Directly measured soil evaporative losses in the semiarid Pilbara (415)

Grzegorz Skrzypek 1 , Thomas Tugwell-Wootton 1 2 , Shawan Dogramaci 2 , Jim Mccallum 1 , Pauline Grierson 1
  1. The University of Western Australia, Crawley, WA, Australia
  2. Rio Tinto Iron Ore, Perth, WA, Australia

Soil evaporative loss is an important but usually only coarsely estimated component of the catchment water budget of dryland streams. Most estimates reflect a potential maximal evaporative (reference) loss as they are based on the energy budget (Penman-Monteith) or weather parameters (Hargreaves-Samani) but rarely account for the actual soil moisture content. While these estimates are credible in wet climates with evenly distributed precipitation throughout the year, they are less accurate in more arid regions where rainfall can be strongly seasonal and potential pan evaporation can exceed precipitation ten-fold.
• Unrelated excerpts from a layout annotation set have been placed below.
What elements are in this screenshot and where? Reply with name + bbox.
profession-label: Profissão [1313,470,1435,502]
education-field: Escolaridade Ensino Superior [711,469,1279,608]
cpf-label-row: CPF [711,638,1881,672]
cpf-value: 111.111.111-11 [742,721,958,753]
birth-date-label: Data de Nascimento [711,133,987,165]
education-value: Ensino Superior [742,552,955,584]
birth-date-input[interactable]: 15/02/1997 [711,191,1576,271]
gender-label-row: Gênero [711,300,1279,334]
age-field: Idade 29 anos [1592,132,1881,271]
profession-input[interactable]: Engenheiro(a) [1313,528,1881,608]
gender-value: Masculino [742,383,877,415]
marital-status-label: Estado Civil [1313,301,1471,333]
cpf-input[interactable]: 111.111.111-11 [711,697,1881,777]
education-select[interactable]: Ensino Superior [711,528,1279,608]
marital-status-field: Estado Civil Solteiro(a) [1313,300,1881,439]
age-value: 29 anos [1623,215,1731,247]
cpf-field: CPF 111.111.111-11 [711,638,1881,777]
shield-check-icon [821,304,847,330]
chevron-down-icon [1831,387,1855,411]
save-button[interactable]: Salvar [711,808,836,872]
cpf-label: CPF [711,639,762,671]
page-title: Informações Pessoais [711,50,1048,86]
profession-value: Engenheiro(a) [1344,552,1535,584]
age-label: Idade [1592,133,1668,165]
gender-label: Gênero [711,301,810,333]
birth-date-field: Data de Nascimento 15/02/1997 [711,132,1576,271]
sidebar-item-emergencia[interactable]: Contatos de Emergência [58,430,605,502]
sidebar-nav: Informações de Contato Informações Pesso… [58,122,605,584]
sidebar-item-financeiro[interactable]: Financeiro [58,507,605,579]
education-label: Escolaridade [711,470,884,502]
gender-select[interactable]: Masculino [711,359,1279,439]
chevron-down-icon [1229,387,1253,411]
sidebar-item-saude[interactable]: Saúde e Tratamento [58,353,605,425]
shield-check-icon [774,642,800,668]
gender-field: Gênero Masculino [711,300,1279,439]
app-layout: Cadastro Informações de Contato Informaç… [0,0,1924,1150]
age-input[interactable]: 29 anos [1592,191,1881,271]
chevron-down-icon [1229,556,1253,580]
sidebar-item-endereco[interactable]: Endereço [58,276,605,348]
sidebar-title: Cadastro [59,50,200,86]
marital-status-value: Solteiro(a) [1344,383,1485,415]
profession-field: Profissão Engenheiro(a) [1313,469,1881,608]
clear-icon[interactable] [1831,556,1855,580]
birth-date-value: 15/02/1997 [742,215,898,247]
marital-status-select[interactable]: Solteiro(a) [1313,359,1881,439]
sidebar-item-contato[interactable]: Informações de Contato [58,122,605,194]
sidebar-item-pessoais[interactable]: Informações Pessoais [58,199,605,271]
In this study, we used an RTG weighing lysimeter (Umwelt-Geräte-Technik, Germany) to quantify soil evaporative loss in situ and to assess how evaporative loss varied between wet and dry cycles. Our experimental site was in the semiarid and subtropical Hamersley Basin of the Pilbara region of northwest Australia. Measured mean daily evaporative losses during dry cycles were 0.33 mm day-1 (2016, over 86 days) and 0.25 mm day-1 (2017, over 73 days). These rates were three (0.95 mm day-1 in 2016) to five (1.21 mm day-1 in 2017) times lower than estimated potential reference evaporative losses using common theoretical calculations. During the wet cycle (2018 over 81 days), the measured evaporative loss rates were significantly higher (3.64 mm day-1 81 days) and similar to the potential reference evaporative loss (3.61 mm day-1); however, rates varied greatly from 0 to 13.04 mm day-1 and increased significantly in the days following rainfall events occurring during hot summers. The difference between the calculated theoretical potential reference evaporation and the actual measured evaporation at the scale of our study catchment (4,000 km2) lead to the daily overestimation of ~ 5 GL during dry cycles. A new proposed correction factor applied to the Hargreaves-Samani method significantly improved the accuracy of soil evaporative estimations based on weather parameters.